M. Gessen

The New York Times

M. Gessen

M. Gessen is an award-winning journalist, author, and translator who currently writes as an opinion columnist for The New York Times. Their writing focuses largely on LGBT rights and Russian autocracy. 

Gessen spent years covering Putin’s regime in Russia and was dismissed as the editor of the Russian science magazine Vokrug sveta after refusing to cover a Putin event they viewed as propaganda.

In 2026, Gessen was awarded the 2026 Pulitzer Prize for Opinion Writing. They have received numerous other honors for their writing and commentary, including the George Polk Award, the National Book Award, the Leipzig Book Award for European Understanding, the Hitchens Prize, an Overseas Press Club Award for Best Commentary, and the Hannah Arendt Prize for Political Thought.

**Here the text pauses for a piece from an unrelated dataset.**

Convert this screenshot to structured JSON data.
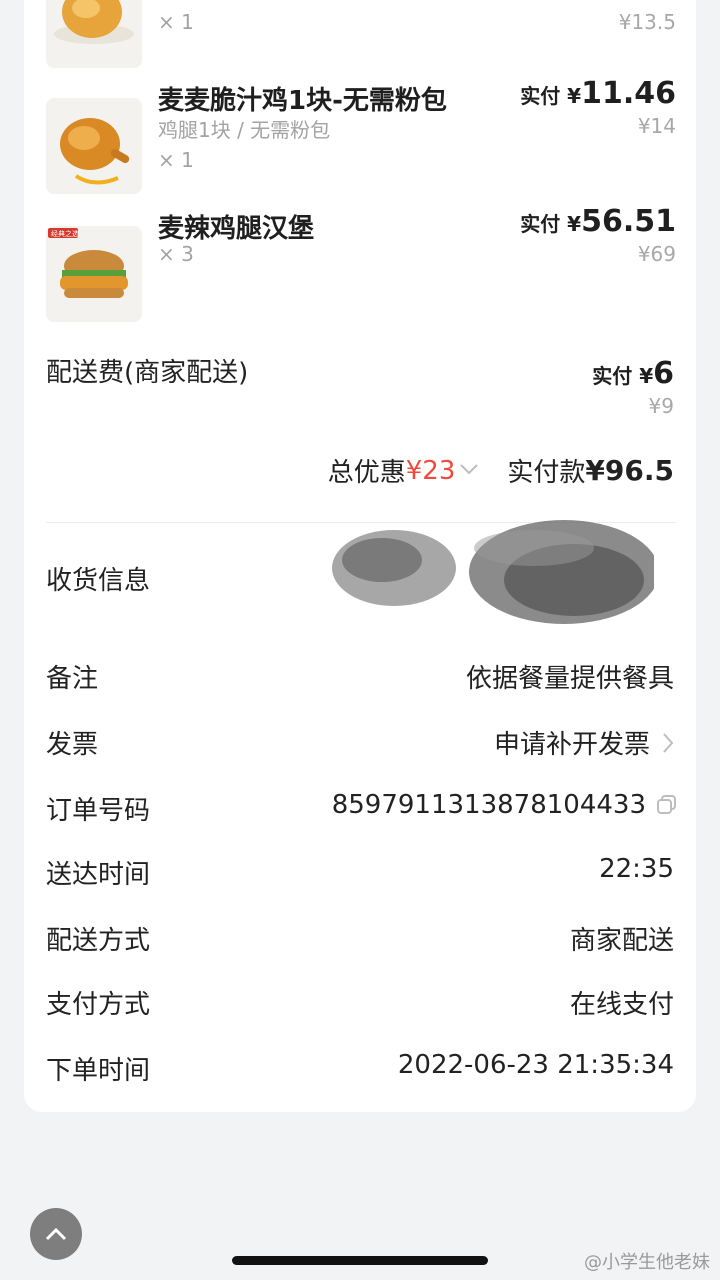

Gessen also received the Guggenheim Fellowship, an Andrew Carnegie Fellowship, and a Nieman Fellowship. They have written 11 books, including The Future Is History: How Totalitarianism Reclaimed Russia, The Man Without a Face: The Unlikely Rise of Vladimir Putin, and The Brothers: The Road to an American Tragedy.

Gessen is a distinguished visiting writer at Bard College since 2020, and previously taught at Amherst College and Oberlin College.